Fiber optic laser technology has developed rapidly over the past few decades. In such lasers, the active medium is located inside the optical fiber itself. The characteristics of fiber lasers are improving every year and have almost reached the characteristics of conventional lasers in terms of power, pulse duration, and generation bandwidth. At the same time, the combination of fiber lasers with microstructured fiber opens up new prospects for such devices. Such structures have low bending losses and increased selectivity between modes.

Mod synchronizers on carbon nanotubes

Currently, fiber lasers are used in a variety of fields, from telecommunications to laser surgery. One of the main advantages of such lasers is the ability to generate ultra-short pulses of light in the picosecond and sub-picosecond ranges. For such applications, fiber optic lasers use passive mod synchronizers, a device whose optical transparency varies with the intensity of the transmitted light. Recently, mode synchronizers on carbon nanotubes are more often used.

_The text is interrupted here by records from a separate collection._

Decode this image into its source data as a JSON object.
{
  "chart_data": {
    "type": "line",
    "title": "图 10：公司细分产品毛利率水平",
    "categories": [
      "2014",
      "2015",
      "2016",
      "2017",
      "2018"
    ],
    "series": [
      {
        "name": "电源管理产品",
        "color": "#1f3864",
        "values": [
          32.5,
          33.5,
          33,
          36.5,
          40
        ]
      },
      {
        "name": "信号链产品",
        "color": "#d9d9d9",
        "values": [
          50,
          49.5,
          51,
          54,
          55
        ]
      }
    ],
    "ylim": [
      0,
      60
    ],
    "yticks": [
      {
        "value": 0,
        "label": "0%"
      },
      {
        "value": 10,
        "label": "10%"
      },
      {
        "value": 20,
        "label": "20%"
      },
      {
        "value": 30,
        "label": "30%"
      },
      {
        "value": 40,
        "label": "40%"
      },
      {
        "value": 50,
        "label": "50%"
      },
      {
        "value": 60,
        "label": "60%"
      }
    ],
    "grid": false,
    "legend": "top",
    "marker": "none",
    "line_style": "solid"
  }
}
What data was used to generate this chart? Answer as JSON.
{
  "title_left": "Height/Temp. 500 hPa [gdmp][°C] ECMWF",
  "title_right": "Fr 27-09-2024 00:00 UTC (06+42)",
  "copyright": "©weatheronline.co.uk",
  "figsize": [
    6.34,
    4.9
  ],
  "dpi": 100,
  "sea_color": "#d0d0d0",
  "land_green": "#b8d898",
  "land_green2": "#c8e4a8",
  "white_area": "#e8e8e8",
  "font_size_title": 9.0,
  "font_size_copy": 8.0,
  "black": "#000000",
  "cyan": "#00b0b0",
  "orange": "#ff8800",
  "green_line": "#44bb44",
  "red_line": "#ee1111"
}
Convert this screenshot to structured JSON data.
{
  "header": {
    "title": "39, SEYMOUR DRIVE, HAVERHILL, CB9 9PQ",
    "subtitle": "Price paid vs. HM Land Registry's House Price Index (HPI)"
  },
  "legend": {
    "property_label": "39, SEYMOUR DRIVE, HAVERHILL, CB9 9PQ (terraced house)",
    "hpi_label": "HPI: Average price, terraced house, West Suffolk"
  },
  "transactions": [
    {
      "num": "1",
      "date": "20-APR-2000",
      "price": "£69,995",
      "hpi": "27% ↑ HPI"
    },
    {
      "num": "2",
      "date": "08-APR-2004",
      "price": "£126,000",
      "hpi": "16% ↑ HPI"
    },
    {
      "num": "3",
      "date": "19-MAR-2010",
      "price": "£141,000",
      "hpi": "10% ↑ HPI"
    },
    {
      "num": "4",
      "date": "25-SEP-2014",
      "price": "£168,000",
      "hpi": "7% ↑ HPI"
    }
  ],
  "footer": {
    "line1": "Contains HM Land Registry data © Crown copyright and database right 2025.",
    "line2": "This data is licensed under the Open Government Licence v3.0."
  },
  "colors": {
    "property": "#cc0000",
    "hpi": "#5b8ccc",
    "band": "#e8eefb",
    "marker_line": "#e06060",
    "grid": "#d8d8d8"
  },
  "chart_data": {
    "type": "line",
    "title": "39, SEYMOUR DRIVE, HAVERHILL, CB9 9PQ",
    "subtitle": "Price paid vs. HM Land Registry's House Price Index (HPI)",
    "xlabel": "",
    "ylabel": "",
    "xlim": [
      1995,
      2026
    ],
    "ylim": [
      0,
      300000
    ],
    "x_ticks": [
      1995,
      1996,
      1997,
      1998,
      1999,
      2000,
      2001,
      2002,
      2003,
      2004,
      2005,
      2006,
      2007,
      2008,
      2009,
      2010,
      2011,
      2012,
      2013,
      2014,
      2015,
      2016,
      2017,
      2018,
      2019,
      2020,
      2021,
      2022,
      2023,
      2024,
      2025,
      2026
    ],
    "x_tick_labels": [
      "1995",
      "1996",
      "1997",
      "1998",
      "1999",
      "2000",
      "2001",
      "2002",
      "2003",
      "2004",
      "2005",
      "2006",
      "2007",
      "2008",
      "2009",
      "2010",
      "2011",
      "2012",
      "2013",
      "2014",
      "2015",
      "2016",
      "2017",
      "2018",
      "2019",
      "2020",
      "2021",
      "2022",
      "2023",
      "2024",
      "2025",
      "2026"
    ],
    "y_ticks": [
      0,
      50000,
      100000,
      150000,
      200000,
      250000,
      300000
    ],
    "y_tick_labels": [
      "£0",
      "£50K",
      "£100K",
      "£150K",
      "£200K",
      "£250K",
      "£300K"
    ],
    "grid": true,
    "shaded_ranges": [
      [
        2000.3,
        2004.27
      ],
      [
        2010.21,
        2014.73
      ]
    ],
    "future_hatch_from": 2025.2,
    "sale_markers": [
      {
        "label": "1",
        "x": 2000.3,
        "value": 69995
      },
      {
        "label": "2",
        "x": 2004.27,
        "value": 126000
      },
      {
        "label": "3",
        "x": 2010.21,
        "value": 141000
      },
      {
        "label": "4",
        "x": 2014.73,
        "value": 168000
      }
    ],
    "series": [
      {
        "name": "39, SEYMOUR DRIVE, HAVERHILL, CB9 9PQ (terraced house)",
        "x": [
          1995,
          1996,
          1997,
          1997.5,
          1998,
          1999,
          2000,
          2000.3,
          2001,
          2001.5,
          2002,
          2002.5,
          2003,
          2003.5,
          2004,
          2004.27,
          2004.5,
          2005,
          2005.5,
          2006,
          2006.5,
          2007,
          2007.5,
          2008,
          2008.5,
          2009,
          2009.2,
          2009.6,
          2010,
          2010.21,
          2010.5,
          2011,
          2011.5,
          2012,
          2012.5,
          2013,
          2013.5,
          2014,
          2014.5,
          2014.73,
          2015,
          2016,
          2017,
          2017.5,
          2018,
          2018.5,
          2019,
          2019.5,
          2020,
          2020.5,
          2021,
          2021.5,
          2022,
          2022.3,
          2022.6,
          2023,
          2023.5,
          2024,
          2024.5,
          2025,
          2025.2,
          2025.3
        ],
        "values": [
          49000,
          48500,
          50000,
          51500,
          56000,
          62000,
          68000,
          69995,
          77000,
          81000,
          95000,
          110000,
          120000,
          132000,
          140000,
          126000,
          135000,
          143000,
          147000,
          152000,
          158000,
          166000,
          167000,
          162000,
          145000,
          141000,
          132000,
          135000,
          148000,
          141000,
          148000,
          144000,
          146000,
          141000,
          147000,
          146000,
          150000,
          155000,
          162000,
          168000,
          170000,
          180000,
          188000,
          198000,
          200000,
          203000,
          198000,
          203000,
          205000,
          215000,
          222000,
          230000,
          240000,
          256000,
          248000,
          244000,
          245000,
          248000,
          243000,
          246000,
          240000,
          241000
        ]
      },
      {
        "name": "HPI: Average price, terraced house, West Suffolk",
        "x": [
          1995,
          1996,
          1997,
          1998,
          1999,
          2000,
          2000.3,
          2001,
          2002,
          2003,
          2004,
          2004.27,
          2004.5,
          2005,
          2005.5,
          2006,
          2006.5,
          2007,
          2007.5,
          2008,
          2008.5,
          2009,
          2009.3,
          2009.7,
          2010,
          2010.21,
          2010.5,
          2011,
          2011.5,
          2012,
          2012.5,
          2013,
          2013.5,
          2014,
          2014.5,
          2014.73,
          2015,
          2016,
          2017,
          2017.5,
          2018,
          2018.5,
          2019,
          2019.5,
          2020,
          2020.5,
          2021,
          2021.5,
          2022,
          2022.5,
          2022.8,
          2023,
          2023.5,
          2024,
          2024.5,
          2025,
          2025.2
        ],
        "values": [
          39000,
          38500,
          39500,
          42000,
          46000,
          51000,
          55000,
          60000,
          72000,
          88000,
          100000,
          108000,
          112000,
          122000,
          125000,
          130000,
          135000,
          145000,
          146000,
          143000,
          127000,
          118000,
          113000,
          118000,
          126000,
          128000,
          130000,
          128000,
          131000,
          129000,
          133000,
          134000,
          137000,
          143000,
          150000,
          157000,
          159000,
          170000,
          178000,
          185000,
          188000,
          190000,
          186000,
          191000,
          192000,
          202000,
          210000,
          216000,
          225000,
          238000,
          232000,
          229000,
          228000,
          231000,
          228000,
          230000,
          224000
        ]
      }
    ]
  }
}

Chemical and biological sensors based on fiber optic technology

The development of nanotechnology and in particular nanoplasmonics, together with fiber optics, leads to the emergence of new devices and sensors. Nanoplasmonic structures allow efficiently converting plasmon resonances of various chemical compounds adsorbed on the surface of an optical fiber into optical signals propagating through a fiber. Multiple amplification of the local electric field makes these sensors sensitive to single molecules.

Recently, fiber optics is undergoing a rebirth through integration with various nanostructures. This symbiosis leads to completely new, sometimes unexpected, applications. There is no doubt that soon we will witness the widespread penetration of devices based on optical fibers in various areas of the industry from telecommunications to medicine.